# old YT828 gas leak !!!!



## Frankthebeast (Jan 4, 2022)

HI Everyone

i had a old YT828 mid 80s or early 90s , and the gas leak from the carb by the choke clapet ??? after close fall on the carb side will running ,
any ideas


----------



## Darryl G (Feb 5, 2017)

Idea - edit grammar above so we can comprehend it


----------



## Frankthebeast (Jan 4, 2022)

sorry I’m a French Canadian I do my best ,

Now it’s okay for you sir

there is a gas leak from the carburettor on the air filter side , this is produced after the blower tilted on the carburettor side almost completely


----------



## English_Cat (Sep 1, 2020)

Frankthebeast said:


> sorry I’m a French Canadian I do my best ,
> 
> Now it’s okay for you sir
> 
> there is a gas leak from the carburettor on the air filter side , this is produced after the blower tilted on the carburettor side almost completely


This is somewhat normal, from the gas tank to the carburetor it has to go through a lot of fuel line and a fuel pump. If you simply turn off the engine, there's still going to be a lot of fuel in the line and in the carburetor bowl itself, so if you tilt it, some will overflow. If you need to service the machine, drain out the fuel line/carburetor first before tipping it. 

If it leaks while running, then you have a problem, but if I understand right, you said it leaked when the machine was tipped.


----------



## Frankthebeast (Jan 4, 2022)

CarlB, thanks

he started to leak when she started to lean to the side when I lost the handles when she was running , and still leak when it run


----------



## Jatoxico (Jan 6, 2018)

Float hung up (stuck) after being on it's side?


----------



## orangputeh (Nov 24, 2016)

Frankthebeast said:


> CarlB, thanks
> 
> he started to leak when she started to lean to the side when I lost the handles when she was running , and still leak when it run


well, fairly easy to check.

remove bowl and float. check float to see if there is gas inside it. if so replace.
if not then clean / inspect needle tip and clean needle seat.
perhaps some spec of dirt is in needle seat so it wont stop the flow of gas as it should.

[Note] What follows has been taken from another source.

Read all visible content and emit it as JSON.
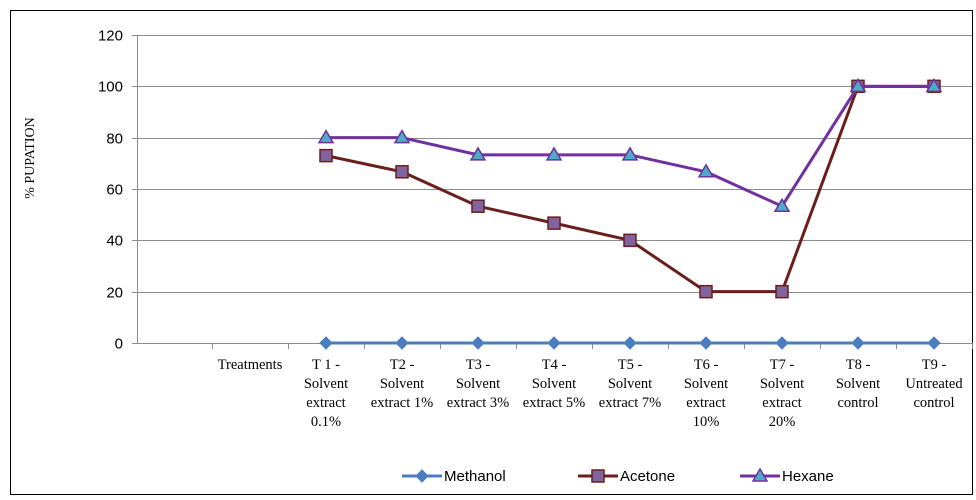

you can push up float to see if gas stops as it should also.


----------



## Frankthebeast (Jan 4, 2022)

ok thank's everybody ,

ill be back with feedback soon


----------



## Frankthebeast (Jan 4, 2022)

1 - 8 of 8 Post

*orangputeh 

it was exactely the float , it was blocked in down position i cleaned it and now it's ok thank you again for your help , everybody to thank's *


----------